Zeynep Tuba Kesimli
Mafalda 9 yaşında ve on bin kişide bir rastlanan Stargardt hastalığına sahip. Hikaye Mafalda ve ailesinin hastalığın belli bir aşamaya geldiğini, mutlak körlük için artık 6 aydan kısa bir süre kaldığını öğrenmesiyle başlıyor. Görmeden hayatını nasıl sürdüreceği konusunda derin bir ümitsizliği var Mafalda’nın. Hikaye ilerledikçe küçük kızın dilinden, çevresini algılayış şeklindeki değişimleri, gittikçe daha belirgin bir şekilde içine düştüğü yalnızlık hissini ve geleceğe dair korkularını okuyoruz. Ailesi onun için endişeleniyor ve kaçınılmaz son geldiğinde çok sevdikleri küçük kızlarının rahat edebilmesi için yaşam tarzlarında ciddi değişiklikler yapıyorlar. Ancak bunlar elbette Mafalda’nın iç dünyasını onarmakta ve onu yarına hazırlamakta yeterli olmuyor.

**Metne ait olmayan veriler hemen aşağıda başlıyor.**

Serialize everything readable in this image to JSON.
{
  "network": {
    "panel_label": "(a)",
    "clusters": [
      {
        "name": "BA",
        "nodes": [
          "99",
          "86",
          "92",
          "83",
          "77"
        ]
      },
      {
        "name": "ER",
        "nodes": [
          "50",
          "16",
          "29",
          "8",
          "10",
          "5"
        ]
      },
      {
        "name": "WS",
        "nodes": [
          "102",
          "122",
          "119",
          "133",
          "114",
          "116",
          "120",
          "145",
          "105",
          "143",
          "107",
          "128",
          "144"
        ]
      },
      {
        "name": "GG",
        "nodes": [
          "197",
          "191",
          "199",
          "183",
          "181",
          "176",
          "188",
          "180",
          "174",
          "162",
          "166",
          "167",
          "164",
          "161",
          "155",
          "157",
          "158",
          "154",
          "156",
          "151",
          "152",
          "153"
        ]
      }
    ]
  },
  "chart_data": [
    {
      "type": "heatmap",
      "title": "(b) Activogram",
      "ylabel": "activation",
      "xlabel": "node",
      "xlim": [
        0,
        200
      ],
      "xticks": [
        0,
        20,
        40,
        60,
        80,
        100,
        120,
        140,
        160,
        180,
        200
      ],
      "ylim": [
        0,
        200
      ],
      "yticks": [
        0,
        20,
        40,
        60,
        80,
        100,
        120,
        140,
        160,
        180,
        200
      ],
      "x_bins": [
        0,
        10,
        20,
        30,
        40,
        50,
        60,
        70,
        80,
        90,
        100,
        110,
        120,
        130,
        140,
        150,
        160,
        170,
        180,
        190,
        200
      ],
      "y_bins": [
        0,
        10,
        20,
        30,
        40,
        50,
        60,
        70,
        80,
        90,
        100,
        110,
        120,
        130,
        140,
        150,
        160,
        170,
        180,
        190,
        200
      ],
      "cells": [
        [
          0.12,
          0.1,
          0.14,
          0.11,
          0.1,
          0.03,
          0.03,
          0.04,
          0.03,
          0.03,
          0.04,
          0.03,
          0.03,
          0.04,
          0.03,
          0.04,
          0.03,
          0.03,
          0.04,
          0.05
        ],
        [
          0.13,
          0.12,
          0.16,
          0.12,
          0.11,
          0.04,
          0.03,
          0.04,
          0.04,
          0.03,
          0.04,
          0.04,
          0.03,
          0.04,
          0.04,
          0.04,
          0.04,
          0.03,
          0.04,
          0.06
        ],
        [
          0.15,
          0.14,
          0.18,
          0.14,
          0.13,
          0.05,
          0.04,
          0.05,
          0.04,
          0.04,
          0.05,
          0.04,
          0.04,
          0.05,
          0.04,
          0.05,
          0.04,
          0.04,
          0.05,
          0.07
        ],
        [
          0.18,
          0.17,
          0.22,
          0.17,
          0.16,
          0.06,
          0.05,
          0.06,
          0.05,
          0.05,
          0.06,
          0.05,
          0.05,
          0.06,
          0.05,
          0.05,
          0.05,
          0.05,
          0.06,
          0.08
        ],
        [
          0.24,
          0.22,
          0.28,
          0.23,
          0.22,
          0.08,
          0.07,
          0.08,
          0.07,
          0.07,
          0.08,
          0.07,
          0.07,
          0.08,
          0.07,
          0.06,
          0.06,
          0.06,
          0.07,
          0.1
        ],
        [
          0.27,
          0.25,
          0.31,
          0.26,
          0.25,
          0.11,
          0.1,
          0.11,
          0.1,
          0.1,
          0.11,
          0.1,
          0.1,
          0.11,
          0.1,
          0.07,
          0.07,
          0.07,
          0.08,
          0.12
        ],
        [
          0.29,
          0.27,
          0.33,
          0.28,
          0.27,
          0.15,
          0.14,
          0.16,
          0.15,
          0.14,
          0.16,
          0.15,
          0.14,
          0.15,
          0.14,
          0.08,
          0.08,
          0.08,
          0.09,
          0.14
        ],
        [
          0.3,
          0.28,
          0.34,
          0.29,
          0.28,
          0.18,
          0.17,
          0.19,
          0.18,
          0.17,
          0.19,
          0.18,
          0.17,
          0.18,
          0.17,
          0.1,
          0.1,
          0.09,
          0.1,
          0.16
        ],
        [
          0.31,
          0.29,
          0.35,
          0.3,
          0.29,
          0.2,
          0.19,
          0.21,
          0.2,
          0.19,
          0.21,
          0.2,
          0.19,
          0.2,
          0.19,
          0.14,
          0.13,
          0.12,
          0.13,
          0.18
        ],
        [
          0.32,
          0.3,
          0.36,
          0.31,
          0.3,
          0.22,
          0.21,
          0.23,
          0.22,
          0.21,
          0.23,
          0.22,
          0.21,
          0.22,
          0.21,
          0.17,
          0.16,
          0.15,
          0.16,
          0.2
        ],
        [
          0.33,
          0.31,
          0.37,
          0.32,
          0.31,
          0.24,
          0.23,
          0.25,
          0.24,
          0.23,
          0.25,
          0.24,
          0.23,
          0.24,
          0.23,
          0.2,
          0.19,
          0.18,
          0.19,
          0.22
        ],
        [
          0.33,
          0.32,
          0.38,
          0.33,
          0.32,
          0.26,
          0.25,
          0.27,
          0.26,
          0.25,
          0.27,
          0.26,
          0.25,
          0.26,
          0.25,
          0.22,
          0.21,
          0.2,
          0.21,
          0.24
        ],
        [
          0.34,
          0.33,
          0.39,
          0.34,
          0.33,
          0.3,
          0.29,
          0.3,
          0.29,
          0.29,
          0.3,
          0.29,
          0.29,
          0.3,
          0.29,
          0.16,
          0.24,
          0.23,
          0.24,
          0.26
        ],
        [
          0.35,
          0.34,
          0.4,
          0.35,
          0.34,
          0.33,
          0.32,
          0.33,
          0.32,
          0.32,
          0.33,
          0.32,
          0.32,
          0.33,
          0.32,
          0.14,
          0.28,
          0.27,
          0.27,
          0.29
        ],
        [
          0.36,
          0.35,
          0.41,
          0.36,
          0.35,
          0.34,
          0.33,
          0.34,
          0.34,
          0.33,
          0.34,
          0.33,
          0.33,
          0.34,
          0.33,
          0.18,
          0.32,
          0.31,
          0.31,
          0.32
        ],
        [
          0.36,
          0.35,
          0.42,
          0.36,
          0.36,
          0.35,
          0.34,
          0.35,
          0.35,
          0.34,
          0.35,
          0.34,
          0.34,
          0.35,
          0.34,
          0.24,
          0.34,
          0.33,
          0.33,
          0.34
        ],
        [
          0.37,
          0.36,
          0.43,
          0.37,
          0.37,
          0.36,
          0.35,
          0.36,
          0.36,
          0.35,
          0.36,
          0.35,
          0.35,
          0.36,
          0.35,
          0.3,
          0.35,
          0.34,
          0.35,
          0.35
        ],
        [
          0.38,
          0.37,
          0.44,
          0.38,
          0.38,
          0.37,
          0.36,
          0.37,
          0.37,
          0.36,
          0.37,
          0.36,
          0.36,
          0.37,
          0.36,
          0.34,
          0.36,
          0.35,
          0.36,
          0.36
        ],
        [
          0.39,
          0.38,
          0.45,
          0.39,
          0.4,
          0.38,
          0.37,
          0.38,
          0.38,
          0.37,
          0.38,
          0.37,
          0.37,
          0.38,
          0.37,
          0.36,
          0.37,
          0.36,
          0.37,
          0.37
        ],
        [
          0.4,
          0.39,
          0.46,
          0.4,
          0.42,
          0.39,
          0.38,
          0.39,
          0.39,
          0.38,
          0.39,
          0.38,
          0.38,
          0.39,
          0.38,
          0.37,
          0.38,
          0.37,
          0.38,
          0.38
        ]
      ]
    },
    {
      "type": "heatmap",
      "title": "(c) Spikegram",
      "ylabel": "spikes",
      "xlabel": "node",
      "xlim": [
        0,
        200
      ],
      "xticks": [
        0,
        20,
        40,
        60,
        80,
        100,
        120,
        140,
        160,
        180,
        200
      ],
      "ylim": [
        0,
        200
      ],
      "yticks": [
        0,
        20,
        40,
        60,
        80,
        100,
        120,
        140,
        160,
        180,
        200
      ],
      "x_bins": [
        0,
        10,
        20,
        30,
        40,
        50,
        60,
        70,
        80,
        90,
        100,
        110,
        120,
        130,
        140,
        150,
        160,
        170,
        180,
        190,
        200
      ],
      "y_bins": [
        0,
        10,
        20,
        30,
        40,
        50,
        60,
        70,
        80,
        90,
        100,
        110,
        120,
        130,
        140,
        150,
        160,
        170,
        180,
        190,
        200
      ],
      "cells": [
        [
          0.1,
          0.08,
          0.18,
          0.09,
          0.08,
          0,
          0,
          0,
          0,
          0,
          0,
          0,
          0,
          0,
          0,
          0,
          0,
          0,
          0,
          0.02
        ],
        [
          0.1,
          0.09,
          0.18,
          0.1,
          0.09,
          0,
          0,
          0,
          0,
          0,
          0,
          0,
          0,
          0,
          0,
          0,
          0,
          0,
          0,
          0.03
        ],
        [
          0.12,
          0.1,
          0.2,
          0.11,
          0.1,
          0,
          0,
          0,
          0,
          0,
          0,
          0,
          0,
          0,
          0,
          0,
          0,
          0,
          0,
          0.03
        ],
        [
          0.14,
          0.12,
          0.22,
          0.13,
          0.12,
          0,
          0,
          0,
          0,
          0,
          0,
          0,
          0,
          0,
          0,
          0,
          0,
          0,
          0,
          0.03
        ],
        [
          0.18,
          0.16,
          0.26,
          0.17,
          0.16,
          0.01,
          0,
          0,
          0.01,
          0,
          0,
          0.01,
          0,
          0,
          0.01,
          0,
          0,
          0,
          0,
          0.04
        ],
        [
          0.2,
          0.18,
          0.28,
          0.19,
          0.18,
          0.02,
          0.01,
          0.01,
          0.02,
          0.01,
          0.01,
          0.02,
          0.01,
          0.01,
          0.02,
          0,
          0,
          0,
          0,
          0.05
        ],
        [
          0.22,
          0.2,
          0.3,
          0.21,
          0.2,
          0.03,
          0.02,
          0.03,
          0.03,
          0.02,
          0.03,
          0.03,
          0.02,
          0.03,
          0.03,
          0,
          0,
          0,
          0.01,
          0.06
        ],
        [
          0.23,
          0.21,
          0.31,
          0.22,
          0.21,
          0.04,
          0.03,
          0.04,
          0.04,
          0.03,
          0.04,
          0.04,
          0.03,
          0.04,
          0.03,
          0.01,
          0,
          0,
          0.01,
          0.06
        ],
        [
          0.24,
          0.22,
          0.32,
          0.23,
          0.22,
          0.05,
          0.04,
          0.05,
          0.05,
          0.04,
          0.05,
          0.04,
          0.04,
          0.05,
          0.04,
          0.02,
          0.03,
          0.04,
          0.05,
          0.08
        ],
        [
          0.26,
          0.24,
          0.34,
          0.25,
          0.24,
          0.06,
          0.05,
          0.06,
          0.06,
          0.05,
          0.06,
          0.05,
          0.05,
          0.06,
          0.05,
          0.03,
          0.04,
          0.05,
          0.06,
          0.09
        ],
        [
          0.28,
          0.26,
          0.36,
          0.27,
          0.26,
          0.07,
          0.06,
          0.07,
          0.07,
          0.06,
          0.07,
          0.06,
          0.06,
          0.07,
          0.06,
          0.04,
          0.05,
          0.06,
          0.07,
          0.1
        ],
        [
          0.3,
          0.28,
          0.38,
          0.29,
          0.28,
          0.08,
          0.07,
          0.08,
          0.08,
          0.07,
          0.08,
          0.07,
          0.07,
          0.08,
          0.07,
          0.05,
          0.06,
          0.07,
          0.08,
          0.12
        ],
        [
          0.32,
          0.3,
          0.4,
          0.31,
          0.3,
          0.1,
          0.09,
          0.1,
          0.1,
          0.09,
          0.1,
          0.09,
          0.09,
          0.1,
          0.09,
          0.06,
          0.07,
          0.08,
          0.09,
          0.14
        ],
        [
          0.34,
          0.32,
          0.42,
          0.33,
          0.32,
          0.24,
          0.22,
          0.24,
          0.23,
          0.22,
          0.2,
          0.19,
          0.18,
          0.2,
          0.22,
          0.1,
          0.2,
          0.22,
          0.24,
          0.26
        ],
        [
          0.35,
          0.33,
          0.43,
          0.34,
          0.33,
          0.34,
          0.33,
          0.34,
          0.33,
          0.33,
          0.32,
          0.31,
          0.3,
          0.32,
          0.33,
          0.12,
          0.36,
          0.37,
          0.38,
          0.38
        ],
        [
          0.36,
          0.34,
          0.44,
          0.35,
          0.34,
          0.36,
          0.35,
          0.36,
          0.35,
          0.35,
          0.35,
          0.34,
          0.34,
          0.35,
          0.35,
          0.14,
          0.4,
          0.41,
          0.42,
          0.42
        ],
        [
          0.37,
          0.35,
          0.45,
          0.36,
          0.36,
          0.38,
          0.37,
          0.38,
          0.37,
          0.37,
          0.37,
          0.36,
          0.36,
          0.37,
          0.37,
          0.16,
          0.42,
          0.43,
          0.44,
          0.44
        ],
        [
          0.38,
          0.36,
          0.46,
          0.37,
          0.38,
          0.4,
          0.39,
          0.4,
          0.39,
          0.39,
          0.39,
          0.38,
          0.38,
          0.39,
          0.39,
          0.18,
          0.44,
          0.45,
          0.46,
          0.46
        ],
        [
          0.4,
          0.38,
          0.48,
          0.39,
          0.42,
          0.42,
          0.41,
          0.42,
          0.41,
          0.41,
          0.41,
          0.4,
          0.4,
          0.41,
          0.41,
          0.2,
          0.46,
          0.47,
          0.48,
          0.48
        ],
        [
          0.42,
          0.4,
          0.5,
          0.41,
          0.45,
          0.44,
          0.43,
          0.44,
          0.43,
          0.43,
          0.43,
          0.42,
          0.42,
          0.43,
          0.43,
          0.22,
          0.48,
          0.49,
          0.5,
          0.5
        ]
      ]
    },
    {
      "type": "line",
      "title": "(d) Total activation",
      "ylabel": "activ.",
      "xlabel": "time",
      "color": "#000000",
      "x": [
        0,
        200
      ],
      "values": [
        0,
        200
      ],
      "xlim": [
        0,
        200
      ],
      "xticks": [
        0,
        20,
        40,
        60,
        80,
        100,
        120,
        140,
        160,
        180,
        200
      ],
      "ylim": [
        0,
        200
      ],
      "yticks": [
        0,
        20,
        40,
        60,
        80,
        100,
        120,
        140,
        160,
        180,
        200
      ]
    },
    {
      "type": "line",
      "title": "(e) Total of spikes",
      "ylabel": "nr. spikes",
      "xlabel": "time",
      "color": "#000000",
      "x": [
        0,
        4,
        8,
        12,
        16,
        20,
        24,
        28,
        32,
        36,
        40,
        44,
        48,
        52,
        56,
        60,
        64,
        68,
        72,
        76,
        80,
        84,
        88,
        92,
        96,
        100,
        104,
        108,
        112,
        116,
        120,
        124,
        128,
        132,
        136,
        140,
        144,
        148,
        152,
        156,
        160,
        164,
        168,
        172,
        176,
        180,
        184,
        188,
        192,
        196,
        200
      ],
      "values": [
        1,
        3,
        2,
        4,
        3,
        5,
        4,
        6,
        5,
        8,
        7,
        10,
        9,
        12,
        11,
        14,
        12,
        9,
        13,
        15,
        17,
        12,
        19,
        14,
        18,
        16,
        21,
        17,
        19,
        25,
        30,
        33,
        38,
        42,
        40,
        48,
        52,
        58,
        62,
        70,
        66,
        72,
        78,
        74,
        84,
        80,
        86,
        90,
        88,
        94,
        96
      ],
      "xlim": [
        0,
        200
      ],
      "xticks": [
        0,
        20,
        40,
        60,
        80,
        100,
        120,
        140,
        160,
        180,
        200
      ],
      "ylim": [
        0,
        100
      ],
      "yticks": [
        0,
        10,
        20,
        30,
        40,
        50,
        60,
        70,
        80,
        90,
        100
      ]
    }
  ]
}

Burada ise devreye arkadaşı Estella giriyor. Mafalda, Estella’nın tavsiyesi ile çok sevdiği ama artık yapamadığı şeylerin listesini tutmaya başlıyor. Böylece gözleri olmasa da daha evvel yapabildiklerini unutmayacak.
Gözlerim olmadan da yapabileceğim bir şey
Başlardan itibaren çizilen karamsar tablo, küçük kızın giderek daha sık buğulanan gözlükleriyle okuyucuyu da ümitsizliğe sürüklüyor. Zira bölümler halinde ilerleyen kitapta bölüm başlıkları bile artık vazgeçilen şeylerden ve giderek kısalan görme mesafesinden oluşuyor. Küçük kıza gittikçe daha fazla üzülüyor, kafanızda senaryolar üretiyorsunuz. Öyle ya yalnız kalmaktan ya da dipsiz bir karanlıktan korkmayan kaç kişi var ki şu dünyada? Bu kızı ancak bir mucize kurtarır demeye başladığınız anda, başka bir çıkışın da mümkün olduğunu anlamaya başlıyorsunuz. Kitap kesinlikle mutlu sonla bitmiyor; ancak tüm zorluklarına rağmen yaşamın nasıl yaşamaya değer kılınabileceğine dair bir yol sunuyor. Mafalda, görme duyusu gerilerken, giderek daha keskinleşen hisleriyle bu yolu kavrıyor ve yaşamaya devam etmek için Estella’nın yardımıyla “vazgeçilmez olan şey” i buluyor; gözleri olmadan da yapabileceği bir şey.
Paola Peretti henüz 14 yaşındayken, neredeyse bir gecede görme yetisini kaybetmiş. O da Mafalda gibi mutlak karanlığın geleceği günü beklerken yalnızlık ve karanlık korkusuyla yüzleşmiş. Yazarın Mafalda ile aynı kaderi paylaşıyor olması Kiraz Ağacı ile Aramızdaki Mesafe’yi daha gerçekçi ve etkileyici kılıyor.